When asked to comment on allegations that Tether had no reserves equal to the amount of USDT in circulation, Hoegner alleged that the company had the necessary reserves and was open about its stake on its website:
“Tethers remain completely stable and 100% hedged, so that Tether’s reserves always equal or exceed the number of tethers issued. In addition, our reserves are booked in real time on Tether.to. “
He was also asked if and when Tether would conduct a third party review of his accounts. According to Hoegner, Tether’s website provided a transparent report on its reserves – which it deems appropriate.
“Tether works as transparently as possible. We publish the value of our reserves daily and provide 24/7 access to our bank balance and the value of reserves. “
The critics’ claim that Tether also operates a partial reserve system has also been refuted by the company. According to Hoegner, Tether does not have a banking business that lends reserve amounts to private customers.

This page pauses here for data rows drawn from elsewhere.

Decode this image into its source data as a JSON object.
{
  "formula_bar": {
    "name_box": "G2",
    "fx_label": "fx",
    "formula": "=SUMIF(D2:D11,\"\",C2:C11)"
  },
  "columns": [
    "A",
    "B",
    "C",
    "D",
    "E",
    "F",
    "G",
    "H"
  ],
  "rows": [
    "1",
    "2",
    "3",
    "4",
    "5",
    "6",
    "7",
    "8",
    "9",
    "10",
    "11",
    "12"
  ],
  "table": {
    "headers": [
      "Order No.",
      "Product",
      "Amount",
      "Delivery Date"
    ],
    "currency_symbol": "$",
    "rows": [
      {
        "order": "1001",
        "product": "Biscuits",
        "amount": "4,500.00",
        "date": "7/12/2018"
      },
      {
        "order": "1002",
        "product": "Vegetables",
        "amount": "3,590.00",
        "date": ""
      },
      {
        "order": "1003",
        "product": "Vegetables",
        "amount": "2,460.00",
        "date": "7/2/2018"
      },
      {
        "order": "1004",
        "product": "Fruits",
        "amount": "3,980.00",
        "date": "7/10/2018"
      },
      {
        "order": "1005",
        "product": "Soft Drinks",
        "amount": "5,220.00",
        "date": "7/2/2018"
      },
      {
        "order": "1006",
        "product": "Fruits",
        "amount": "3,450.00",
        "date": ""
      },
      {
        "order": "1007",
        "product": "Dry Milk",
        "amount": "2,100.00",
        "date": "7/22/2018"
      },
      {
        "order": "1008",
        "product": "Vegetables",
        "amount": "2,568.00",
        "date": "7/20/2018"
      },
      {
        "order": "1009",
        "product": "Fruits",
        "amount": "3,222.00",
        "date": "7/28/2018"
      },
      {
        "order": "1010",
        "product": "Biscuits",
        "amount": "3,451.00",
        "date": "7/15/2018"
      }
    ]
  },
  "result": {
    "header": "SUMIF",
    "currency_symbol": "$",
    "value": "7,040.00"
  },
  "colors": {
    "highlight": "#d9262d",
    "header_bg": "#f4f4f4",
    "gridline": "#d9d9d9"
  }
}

“Tether’s reserves are and were 100% covered by the reserves. Tether will still be able to fulfill all redemption requests. “
In his replies to Cointelegraph, Ulrich of Xdex said that Tether’s claims cannot be truly trusted until an official third-party verification is conducted:
“This cannot be confirmed without an audited annual financial statement from a reputable company. We can only speculate. What I can say is that the updated Terms of Service open up the possibility for this. From now on, Tether can issue tokens on credit, and the “outstanding claim” can serve as a reserve for issued tokens. In addition, it is not clear to what extent such reserves can be used. Would it be possible to have 10% of the provisions as receivables? 50%? 90%? What about the due date of accounts receivable? Only up to 30 days or even longer? The terms of use don’t make it clear. So I suspect anything is possible and that should be a concern for USDT holders. “
Ulrich also brings up an interesting point regarding the key USDT holders and what situations could test Tether’s liquidity and its reserves.
A potential acid test would require a large number of USDT token holders to request the redemption of their tokens, forcing Tether to prove its liquidity.
According to Tether’s Rich List on its website, Binance holds over $ 732 million and Huobi holds over $ 264 million – half of all USDT in circulation. According to Ulrich, these relationships raise some interesting questions:
“Would you want to force Tether to become illiquid by redeeming tokens? Did you also buy USDTs on credit? How much (if any) do they owe Tether? It’s a complicated relationship that lacks transparency. “
Demeester advises that every USDT holder should ask the company some serious questions about their accounts and intent to invest in certain assets that are classified as reserves:
“If I were interested in buying or holding USDT, I would like to know more about exactly how the reserves are invested.”
The line trudges on
Despite the new controversy surrounding Tether, the company is pushing efforts to increase the availability of Tether tokens for more players in the cryptocurrency space.
In early March, Tether announced plans to partner with the Tron (TRX) blockchain protocol, which will be used to issue USDT on the Tron blockchain later this year.
USDT is issued as a TRC-20 token and is compatible with Tron-based decentralized applications. This allows USDT to be used for transactions on the Tron blockchain.